Dive Brief:
- Global media spending will grow 6% to $656 billion next year, helped by sponsorships for the Summer Olympics in Tokyo and political advertising going into the U.S. presidential election. Digital advertising for the first time will make up more than half of the total at $336 billion, per a forecast that the World Advertising and Research Center (WARC) shared with Marketing Dive.
- Google's share of the global ad market will be 23%, ahead of Facebook's 13% and Amazon's 2.5%, WARC predicted. Financial services companies will boost spending by 12% to $53.4 billion, faster than other industries such as household goods (11%), transportation and tourism (9%), telecommunications and utilities (8.5%) and technology (8.4%). While the retail industry is the biggest spender, its growth will be the slowest at 2.6% to $65.4 billion.
- Next year's growth rate in ad spending will be more than twice as much as this year's 2.5% gain to $618.7 billion, per a revised forecast by WARC. The researcher in February had forecast 4.3% growth in ad spending this year, but last week lowered its estimate because of a slowdown in consumer spending and economic output.
Dive Insight:
WARC's ad spending forecast indicates that cyclical events, such as the Olympic Games and U.S. elections, will be strong drivers of marketing activity. U.S. broadcaster NBC this year estimated that the Summer Olympics in Tokyo will set a record by surpassing the $1.2 billion in TV commercials it sold during 2016 games in Rio de Janeiro, Bloomberg reported. Political ad spending in the U.S. will surge 57% to $9.9 billion next year from $6.3 billion in 2016 amid growth in fundraising and digital advertising, WPP's ad-buying unit GroupM predicted in June.
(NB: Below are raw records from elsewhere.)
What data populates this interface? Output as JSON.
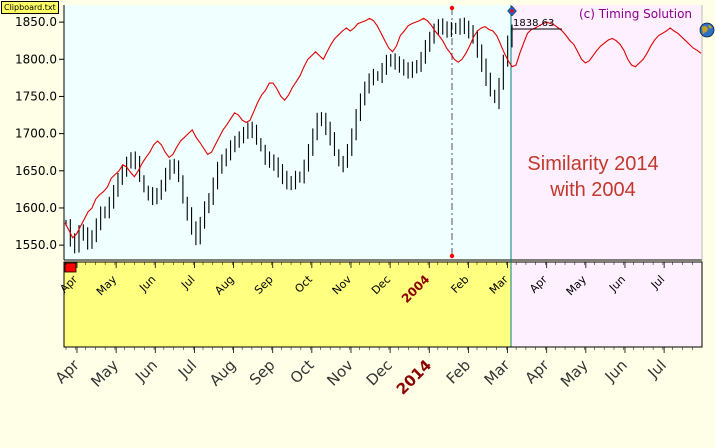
{
  "window": {
    "clipboard_label": "Clipboard.txt"
  },
  "chart_data": {
    "type": "line",
    "copyright": "(c) Timing Solution",
    "annotation": [
      "Similarity 2014",
      "with 2004"
    ],
    "last_price_label": "1838.63",
    "y_ticks": [
      "1850.0",
      "1800.0",
      "1750.0",
      "1700.0",
      "1650.0",
      "1600.0",
      "1550.0"
    ],
    "ylim": [
      1530,
      1873
    ],
    "axis_top": [
      {
        "label": "Apr",
        "year": false
      },
      {
        "label": "May",
        "year": false
      },
      {
        "label": "Jun",
        "year": false
      },
      {
        "label": "Jul",
        "year": false
      },
      {
        "label": "Aug",
        "year": false
      },
      {
        "label": "Sep",
        "year": false
      },
      {
        "label": "Oct",
        "year": false
      },
      {
        "label": "Nov",
        "year": false
      },
      {
        "label": "Dec",
        "year": false
      },
      {
        "label": "2004",
        "year": true
      },
      {
        "label": "Feb",
        "year": false
      },
      {
        "label": "Mar",
        "year": false
      },
      {
        "label": "Apr",
        "year": false
      },
      {
        "label": "May",
        "year": false
      },
      {
        "label": "Jun",
        "year": false
      },
      {
        "label": "Jul",
        "year": false
      }
    ],
    "axis_bottom": [
      {
        "label": "Apr",
        "year": false
      },
      {
        "label": "May",
        "year": false
      },
      {
        "label": "Jun",
        "year": false
      },
      {
        "label": "Jul",
        "year": false
      },
      {
        "label": "Aug",
        "year": false
      },
      {
        "label": "Sep",
        "year": false
      },
      {
        "label": "Oct",
        "year": false
      },
      {
        "label": "Nov",
        "year": false
      },
      {
        "label": "Dec",
        "year": false
      },
      {
        "label": "2014",
        "year": true
      },
      {
        "label": "Feb",
        "year": false
      },
      {
        "label": "Mar",
        "year": false
      },
      {
        "label": "Apr",
        "year": false
      },
      {
        "label": "May",
        "year": false
      },
      {
        "label": "Jun",
        "year": false
      },
      {
        "label": "Jul",
        "year": false
      }
    ],
    "series": [
      {
        "kind": "price-bars",
        "color": "#000000",
        "values": [
          1580,
          1560,
          1550,
          1570,
          1565,
          1552,
          1560,
          1575,
          1590,
          1598,
          1610,
          1625,
          1640,
          1650,
          1660,
          1665,
          1658,
          1640,
          1625,
          1622,
          1615,
          1620,
          1630,
          1645,
          1655,
          1652,
          1640,
          1610,
          1595,
          1575,
          1560,
          1580,
          1600,
          1610,
          1630,
          1650,
          1668,
          1675,
          1685,
          1690,
          1695,
          1700,
          1705,
          1700,
          1690,
          1680,
          1670,
          1665,
          1660,
          1650,
          1640,
          1632,
          1630,
          1638,
          1645,
          1660,
          1680,
          1700,
          1720,
          1718,
          1705,
          1690,
          1675,
          1660,
          1665,
          1680,
          1700,
          1725,
          1745,
          1760,
          1770,
          1775,
          1780,
          1790,
          1800,
          1800,
          1795,
          1790,
          1785,
          1780,
          1785,
          1795,
          1805,
          1820,
          1830,
          1840,
          1845,
          1840,
          1835,
          1838,
          1845,
          1850,
          1845,
          1838,
          1830,
          1810,
          1790,
          1770,
          1755,
          1745,
          1770,
          1800,
          1825,
          1838.63
        ]
      },
      {
        "kind": "projection-line",
        "color": "#e00000",
        "values": [
          1580,
          1570,
          1560,
          1565,
          1575,
          1585,
          1595,
          1600,
          1612,
          1618,
          1622,
          1628,
          1640,
          1645,
          1650,
          1658,
          1655,
          1648,
          1642,
          1650,
          1660,
          1668,
          1675,
          1685,
          1690,
          1685,
          1675,
          1668,
          1672,
          1682,
          1690,
          1695,
          1700,
          1705,
          1695,
          1688,
          1680,
          1672,
          1675,
          1685,
          1695,
          1705,
          1712,
          1720,
          1728,
          1725,
          1718,
          1715,
          1718,
          1730,
          1742,
          1752,
          1758,
          1768,
          1768,
          1760,
          1750,
          1745,
          1752,
          1762,
          1770,
          1778,
          1790,
          1800,
          1805,
          1810,
          1805,
          1800,
          1810,
          1820,
          1828,
          1833,
          1838,
          1842,
          1838,
          1842,
          1848,
          1850,
          1852,
          1855,
          1852,
          1845,
          1835,
          1825,
          1815,
          1810,
          1818,
          1832,
          1838,
          1845,
          1848,
          1850,
          1852,
          1855,
          1852,
          1846,
          1838,
          1832,
          1825,
          1815,
          1808,
          1800,
          1796,
          1800,
          1808,
          1818,
          1830,
          1838,
          1842,
          1844,
          1840,
          1838,
          1832,
          1820,
          1808,
          1798,
          1790,
          1792,
          1808,
          1822,
          1835,
          1840,
          1842,
          1845,
          1848,
          1850,
          1848,
          1846,
          1842,
          1838,
          1832,
          1825,
          1820,
          1810,
          1800,
          1795,
          1798,
          1805,
          1812,
          1818,
          1822,
          1826,
          1828,
          1825,
          1820,
          1812,
          1800,
          1792,
          1790,
          1795,
          1800,
          1808,
          1818,
          1826,
          1832,
          1835,
          1838,
          1842,
          1838,
          1835,
          1830,
          1825,
          1820,
          1815,
          1812,
          1808
        ]
      }
    ]
  }
}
This forecast supports other research that shows advertisers are shifting their spending to digital media as consumers spend more time on smartphones watching videos, interacting on social media or browsing the mobile web. Google, Facebook and Amazon will be the key beneficiaries of that continued trend as their share of global ad spending reaches a combined 40%, earning them the collective "triopoly" nickname.
WARC's forecast is slightly more optimistic than a revised outlook that Publicis-owned media agency Zenith published this month. The firm downgraded its estimate of global media spending growth to 4.4% — from a prior forecast of 4.6% — to total $640 billion. Zenith also forecast that annual spending growth will remain steady at 4.3% to 4.4% through 2021. The firm's Advertising Expenditure Forecast estimated that spending on social media will jump 20% to $84 billion this year, while newspaper and magazine spending will fall 6% to $69 billion.